Der Bund (Bundesminister für Arbeit und Soziales) hat der Beschwerdeführerin Aufwendungen in der Höhe von S 12.500,-- binnen zwei Wochen bei sonstiger Exekution zu ersetzen. Das Mehrbegehren wird abgewiesen.
Begründung
Mit 15 gleichlautenden Bescheiden vom 10. April 1990 stellte die Oberösterreichische Gebietskrankenkasse fest, daß der jeweils namentlich genannte polnische Staatsangehörige aufgrund seiner Beschäftigung bei der Beschwerdeführerin in näher angeführten Zeiträumen des Jahres 1989 gemäß § 4 Abs. 1 Z. 1 ASVG und § 1 Abs. 1 lit. a AlVG der Voll- (Kranken-, Unfall-, Pensions-) und Arbeitslosenversicherungspflicht unterlegen sei.
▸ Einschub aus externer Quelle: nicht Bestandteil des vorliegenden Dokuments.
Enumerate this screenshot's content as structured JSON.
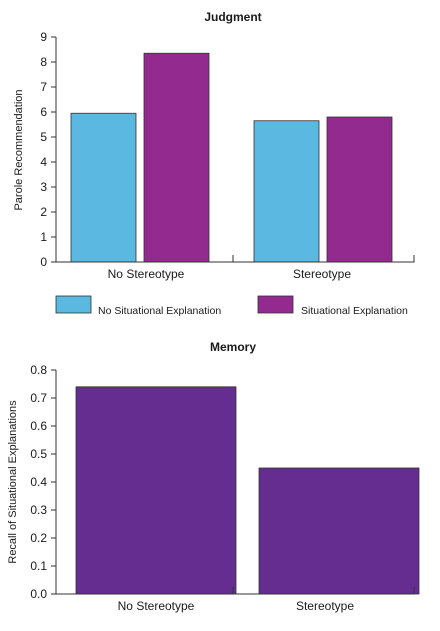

Die Beschwerdeführerin erhob gegen die fünfzehn Bescheide Einspruch.
Mit Bescheid vom 24. Juni 1991 gab der Landeshauptmann von Oberösterreich dem Einspruch statt und stellte fest, daß die namentlich genannten polnischen Staatsbürger in den genannten Zeiträumen in keinen die Voll- und Arbeitslosenversicherungspflicht begründenden Beschäftigungsverhältnissen gestanden seien.
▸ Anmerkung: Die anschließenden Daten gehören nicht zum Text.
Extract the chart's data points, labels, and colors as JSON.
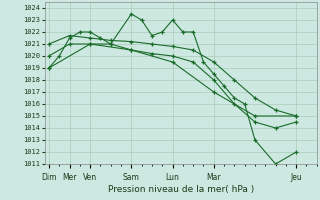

Gegen den Einspruchsbescheid erhob ausschließlich das Landesarbeitsamt Oberösterreich Berufung mit dem Antrag, die belangte Behörde möge die angefochtene Entscheidung dahingehend abändern, daß die in den 15 Bescheiden der Oberösterreichischen Gebietskrankenkasse vom 10. April 1990 namentlich genannten 15 polnischen Staatsbürger hinsichtlich ihrer Tätigkeit bei der Beschwerdeführerin der Vollversicherung (Pflichtversicherung in der Kranken-, Unfall- und Pensionsversicherung) gemäß § 4 Abs. 1 Z. 1 ASVG und der Arbeitslosenversicherungspflicht gemäß § 1 Abs. 1 lit. a AlVG unterlegen seien.
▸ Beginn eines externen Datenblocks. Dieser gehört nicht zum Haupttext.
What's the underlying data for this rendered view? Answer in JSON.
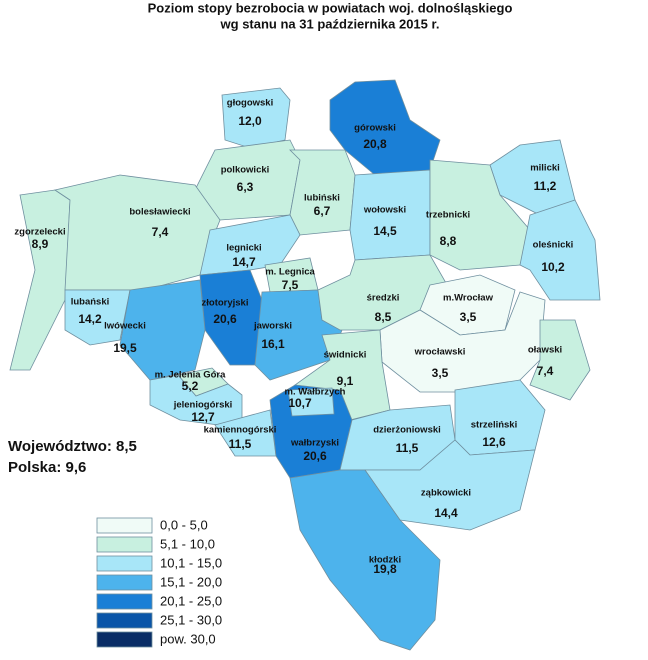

Mit dem angefochtenen Bescheid gab die belangte Behörde dieser Berufung Folge und stellte fest, daß die in der Anlage des Bescheides, die einen Bestandteil des Spruches darstelle, angeführten Personen in den dort jeweils angeführten Zeiträumen aufgrund ihrer Beschäftigung bei der Beschwerdeführerin der Voll- und Arbeitslosenversicherungspflicht gemäß § 4 Abs. 1 und Abs. 2 ASVG sowie § 1 Abs. 1 lit. a AlVG unterlegen seien.
Gegen diesen Bescheid richtet sich die wegen Rechtswidrigkeit des Inhaltes und Rechtswidrigkeit infolge Verletzung von Verfahrensvorschriften erhobene Beschwerde mit dem Begehren, ihn kostenpflichtig aufzuheben.
Die belangte Behörde legte die Akten des Verwaltungsverfahrens vor, erstattete aber keine Gegenschrift.
Der Verwaltungsgerichtshof hat erwogen:
Die Beschwerdeführerin erachtet sich in dem Recht auf Feststellung, daß die in der Anlage des angefochtenen Bescheides genannten Personen während der dort angeführten Zeiträume nicht der Vollversicherungspflicht gemäß § 4 Abs. 1 Z. 1 ASVG und nicht der Arbeitslosenversicherungspflicht nach § 1 Abs. 1 AlVG unterlegen seien, verletzt.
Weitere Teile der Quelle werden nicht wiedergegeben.